Discussion and Analysis by Grace Gliksten:
For the fourteenth month in a row, the Reserve Bank of Australia, RBA, has left the Cash Rate on hold at 1.50%; a trend that seems unlikely to change in the coming months, due steadfast adherence to a neutral bias. Unsurprisingly, the Australian Dollar reacted negatively. Surprisingly, the response was moderated and shortlived…
Continuing the global optimism he displayed in September, the RBA Governor, Philip Lowe, introduced this month’s Monetary Policy Decision by saying that ‘conditions in the global economy have improved’. Lowe also showed partial optimism for the Australian economy by highlighting the 0.8% growth in the June quarter and acknowledging the employment growth over the last few months.
Amidst the stagnation of the construction and mining sectors, Lowe even proclaimed that ‘non-mining investment is picking up.’ This is particularly significant given last week’s speech from the Head of the Treasury’s macroeconomic division, Nigel Ray, who claimed that Australia’s most influential economic event has been the mining boom; claiming it to be more influential than the global financial crisis.
Lowe’s optimism did not come without concern. For example, the Governor highlighted that wage growth had remained low and was expected to continue that way for some time. In the five years since the mining boom’s peak, the average wage growth has declined by over 1%. When inflation is taken into account, real wage growth has halved. Taking a more pragmatic stance on low wage growth, Scott Morrison, Treasurer, said in a speech last week that, ‘in Australia, wages growth has been heavily impacted by mining investment boom washing out of the system, as the economy attempts to rebalance itself from the extraordinary terms of trade boom that fuelled our nation’s prosperity for almost a decade.”

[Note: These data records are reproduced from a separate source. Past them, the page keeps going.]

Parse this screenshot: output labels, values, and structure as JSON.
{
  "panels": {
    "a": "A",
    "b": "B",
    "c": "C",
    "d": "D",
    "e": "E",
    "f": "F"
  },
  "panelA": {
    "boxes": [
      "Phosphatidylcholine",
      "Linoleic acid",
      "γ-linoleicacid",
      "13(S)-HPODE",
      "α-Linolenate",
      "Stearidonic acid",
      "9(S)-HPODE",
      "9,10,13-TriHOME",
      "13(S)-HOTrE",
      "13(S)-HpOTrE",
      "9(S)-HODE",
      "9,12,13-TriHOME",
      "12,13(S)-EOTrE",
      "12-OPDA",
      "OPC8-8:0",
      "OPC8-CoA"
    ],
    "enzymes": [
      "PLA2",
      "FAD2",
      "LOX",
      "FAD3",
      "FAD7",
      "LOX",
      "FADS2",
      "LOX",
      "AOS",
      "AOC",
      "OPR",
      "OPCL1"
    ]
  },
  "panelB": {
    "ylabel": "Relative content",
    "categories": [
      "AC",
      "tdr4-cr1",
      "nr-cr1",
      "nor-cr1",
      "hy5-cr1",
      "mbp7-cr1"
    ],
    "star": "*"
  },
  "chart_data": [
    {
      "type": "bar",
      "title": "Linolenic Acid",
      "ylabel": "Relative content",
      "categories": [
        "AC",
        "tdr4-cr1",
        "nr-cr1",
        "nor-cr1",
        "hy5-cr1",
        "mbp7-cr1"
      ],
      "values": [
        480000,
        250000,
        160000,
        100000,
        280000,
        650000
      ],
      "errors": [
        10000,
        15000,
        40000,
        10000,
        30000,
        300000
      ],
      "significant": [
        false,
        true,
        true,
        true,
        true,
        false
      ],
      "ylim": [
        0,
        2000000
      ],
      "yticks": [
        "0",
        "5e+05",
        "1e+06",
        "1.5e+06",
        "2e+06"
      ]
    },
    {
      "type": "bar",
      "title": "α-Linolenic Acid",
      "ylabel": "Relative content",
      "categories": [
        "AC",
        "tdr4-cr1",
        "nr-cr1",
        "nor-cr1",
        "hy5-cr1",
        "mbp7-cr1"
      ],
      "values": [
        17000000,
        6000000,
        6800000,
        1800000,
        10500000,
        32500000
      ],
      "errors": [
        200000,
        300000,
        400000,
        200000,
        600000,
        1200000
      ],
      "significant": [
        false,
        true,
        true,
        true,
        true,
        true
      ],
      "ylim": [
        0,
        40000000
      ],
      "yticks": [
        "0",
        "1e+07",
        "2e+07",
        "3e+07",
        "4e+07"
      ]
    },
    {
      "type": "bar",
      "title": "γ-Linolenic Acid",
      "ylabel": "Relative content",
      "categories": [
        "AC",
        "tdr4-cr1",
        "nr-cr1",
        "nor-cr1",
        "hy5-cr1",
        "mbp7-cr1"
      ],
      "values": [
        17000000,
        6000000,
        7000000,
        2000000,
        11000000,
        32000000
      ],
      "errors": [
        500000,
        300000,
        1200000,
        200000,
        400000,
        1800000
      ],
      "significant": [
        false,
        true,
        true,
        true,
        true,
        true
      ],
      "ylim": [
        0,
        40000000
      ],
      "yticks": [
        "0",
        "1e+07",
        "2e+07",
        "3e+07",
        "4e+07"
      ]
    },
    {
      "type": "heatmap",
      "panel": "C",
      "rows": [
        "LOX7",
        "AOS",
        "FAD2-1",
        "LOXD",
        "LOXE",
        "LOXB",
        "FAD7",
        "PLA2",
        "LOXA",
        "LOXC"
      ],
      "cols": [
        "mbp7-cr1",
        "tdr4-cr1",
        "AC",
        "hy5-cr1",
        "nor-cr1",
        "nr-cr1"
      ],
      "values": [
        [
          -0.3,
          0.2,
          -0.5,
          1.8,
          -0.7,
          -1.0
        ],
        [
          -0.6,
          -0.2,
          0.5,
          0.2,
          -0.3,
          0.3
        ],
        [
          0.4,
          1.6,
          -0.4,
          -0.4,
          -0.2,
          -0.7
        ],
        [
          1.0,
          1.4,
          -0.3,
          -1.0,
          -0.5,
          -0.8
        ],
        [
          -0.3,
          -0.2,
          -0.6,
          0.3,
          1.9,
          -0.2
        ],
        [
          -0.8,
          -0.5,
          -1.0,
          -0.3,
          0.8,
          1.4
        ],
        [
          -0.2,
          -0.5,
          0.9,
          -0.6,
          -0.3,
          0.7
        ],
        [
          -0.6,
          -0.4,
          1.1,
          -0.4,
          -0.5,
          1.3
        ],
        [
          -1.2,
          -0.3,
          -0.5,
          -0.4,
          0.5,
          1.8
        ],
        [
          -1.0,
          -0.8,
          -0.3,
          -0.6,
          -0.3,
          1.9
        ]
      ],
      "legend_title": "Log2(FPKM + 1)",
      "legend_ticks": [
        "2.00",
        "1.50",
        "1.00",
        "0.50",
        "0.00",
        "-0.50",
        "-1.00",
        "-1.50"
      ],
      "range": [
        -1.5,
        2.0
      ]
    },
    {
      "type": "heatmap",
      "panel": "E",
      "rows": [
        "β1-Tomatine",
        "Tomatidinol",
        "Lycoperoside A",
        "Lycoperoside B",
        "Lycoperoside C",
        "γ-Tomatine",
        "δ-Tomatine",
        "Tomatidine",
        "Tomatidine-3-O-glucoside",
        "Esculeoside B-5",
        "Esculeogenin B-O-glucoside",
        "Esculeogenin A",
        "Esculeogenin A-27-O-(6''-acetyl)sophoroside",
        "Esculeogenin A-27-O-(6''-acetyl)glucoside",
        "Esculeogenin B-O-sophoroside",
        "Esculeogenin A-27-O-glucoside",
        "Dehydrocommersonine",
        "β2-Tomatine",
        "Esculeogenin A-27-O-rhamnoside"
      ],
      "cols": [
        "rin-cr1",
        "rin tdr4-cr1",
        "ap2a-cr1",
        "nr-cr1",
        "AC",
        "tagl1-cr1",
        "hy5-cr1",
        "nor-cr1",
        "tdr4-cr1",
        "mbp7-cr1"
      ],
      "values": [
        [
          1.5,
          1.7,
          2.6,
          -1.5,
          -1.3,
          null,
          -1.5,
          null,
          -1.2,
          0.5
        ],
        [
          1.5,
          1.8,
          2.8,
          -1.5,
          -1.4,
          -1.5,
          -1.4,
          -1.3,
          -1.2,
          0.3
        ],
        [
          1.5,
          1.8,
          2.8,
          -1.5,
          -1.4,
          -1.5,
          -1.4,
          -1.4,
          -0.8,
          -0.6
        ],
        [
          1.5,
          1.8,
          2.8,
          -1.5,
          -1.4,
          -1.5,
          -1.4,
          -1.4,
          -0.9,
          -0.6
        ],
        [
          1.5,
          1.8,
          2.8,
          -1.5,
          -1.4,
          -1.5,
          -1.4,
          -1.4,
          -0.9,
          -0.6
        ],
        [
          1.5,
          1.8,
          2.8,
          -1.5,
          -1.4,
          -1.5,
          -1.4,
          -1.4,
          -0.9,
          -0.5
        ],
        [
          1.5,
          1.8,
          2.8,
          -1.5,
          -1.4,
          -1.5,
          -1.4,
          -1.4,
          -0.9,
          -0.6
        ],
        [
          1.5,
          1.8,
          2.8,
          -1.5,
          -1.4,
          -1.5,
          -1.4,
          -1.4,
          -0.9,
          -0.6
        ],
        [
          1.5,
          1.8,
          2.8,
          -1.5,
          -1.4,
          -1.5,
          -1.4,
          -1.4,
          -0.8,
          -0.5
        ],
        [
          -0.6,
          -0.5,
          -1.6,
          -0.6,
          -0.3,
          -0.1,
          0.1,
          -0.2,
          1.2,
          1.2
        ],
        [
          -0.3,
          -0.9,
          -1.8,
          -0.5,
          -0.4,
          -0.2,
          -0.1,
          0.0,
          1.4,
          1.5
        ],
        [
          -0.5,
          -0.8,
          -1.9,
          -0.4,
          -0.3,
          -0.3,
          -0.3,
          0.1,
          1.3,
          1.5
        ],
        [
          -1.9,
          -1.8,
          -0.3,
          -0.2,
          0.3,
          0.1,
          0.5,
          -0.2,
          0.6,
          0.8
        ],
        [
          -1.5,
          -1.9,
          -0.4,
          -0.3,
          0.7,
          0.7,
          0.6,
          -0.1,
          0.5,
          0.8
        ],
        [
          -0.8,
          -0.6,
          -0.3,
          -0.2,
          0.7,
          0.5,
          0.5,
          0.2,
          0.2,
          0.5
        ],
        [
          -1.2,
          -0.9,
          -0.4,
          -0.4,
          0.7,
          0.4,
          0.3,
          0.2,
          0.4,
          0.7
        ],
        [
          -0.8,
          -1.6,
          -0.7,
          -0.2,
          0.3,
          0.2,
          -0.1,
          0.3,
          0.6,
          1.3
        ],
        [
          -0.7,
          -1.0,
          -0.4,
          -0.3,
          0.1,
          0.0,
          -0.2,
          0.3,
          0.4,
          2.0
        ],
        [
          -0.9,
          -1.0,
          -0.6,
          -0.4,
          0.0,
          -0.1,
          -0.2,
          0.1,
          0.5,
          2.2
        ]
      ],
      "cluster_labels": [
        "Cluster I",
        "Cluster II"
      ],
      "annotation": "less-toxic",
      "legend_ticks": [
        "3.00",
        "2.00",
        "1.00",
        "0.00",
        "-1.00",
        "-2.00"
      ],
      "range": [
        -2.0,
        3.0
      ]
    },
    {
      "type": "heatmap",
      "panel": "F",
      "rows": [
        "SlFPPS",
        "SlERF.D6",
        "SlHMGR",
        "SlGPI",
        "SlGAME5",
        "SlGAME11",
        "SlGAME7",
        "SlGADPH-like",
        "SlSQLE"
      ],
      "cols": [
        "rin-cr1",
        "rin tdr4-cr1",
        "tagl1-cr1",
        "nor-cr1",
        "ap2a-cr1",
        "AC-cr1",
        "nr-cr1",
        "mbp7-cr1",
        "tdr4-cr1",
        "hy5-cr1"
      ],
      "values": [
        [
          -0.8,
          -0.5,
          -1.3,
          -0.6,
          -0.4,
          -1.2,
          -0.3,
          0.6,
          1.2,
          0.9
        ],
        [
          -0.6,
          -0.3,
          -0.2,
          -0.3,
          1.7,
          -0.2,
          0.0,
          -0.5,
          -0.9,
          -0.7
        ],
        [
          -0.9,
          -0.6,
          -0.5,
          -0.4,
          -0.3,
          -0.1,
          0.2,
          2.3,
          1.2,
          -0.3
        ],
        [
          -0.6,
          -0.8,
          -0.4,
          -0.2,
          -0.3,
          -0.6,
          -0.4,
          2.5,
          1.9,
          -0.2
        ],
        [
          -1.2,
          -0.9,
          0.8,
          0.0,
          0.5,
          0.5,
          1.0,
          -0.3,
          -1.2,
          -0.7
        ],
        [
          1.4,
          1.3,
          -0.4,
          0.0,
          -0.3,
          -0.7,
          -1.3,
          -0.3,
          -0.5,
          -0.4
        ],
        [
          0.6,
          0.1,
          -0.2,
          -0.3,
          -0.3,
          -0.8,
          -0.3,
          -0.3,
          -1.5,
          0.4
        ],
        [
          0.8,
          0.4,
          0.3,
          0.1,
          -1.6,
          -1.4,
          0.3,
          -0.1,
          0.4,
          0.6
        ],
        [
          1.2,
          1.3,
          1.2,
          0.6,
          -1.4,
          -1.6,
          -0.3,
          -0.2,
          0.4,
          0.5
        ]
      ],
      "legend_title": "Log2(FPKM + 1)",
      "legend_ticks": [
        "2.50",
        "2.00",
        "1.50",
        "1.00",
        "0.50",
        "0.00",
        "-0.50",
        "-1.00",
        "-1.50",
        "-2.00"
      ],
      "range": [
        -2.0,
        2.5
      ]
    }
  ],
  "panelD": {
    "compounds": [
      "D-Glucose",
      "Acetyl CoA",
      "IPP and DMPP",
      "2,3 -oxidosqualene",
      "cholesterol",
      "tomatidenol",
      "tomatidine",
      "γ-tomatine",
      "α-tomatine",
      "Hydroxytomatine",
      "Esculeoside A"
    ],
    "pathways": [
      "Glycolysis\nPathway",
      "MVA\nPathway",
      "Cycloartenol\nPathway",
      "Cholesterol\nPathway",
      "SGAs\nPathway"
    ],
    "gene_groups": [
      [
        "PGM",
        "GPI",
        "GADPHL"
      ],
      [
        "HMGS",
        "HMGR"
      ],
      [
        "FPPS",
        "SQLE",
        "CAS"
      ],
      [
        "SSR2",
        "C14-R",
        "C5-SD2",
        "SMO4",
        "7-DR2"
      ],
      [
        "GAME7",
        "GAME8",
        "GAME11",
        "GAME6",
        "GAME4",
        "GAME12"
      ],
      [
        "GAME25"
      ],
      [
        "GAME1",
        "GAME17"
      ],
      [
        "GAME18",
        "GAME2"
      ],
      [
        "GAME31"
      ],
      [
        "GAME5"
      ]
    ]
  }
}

The decision to hold rates had a moderately significant effect upon the Australian Dollar-Pound Sterling currency cross. The interest rate is a monetary policy tool used by central banks to manipulate the macroeconomy. Representing both the reward for saving and the cost of borrowing, interest rates can manipulate the attractiveness of prospective domestic currency exposures.
Philip Lowe’s central bank chose not to change interest rates, thereby leaving the cost of borrowing and reward for saving at a record low. This has a two-fold effect on the Australian Dollar and economy. Firstly, by not raising interest rates and raising the reward for saving and investment, outside investors are disincentivised from increasing their exposure to the domestic currency and economy. Secondly, by keeping interest rates at record lows and refusing to increase them back up to ‘normal’ levels, confidence in the economy is prevented from building.
The salience of the secondary, confidence-based, effect is building. The market has begun to heavily price a before-year-end rate hike from the Bank of England as a base case scenario. Meanwhile, the Federal Reserve Bank has heavily signalled its intention to taper its bond purchasing programme, quantitative easing. Moreover, the European Central Bank is already looking to start its sequenced monetary policy tightening procedure. The global move towards a tighter monetary policy could potentially see Australia falling behind, with expectations stagnating around the RBA continuing to hold the interest rate until the fourth quarter of next year.
At 4:30am BST a spike in the value of the Pound Sterling against the Australian Dollar is clearly visible. This event is whilst markets price out the upside risk of an interest rate hike. This is then seen to deteriorate throughout the day, which can be attributed to Pound Sterling weakness, most apparent when the Aussie Dollar is compared to the US Dollar/Pound and Euro/Pound currency crosses. By market close, the trading value of the Australian Dollar was roughly where it has started at the beginning of the day.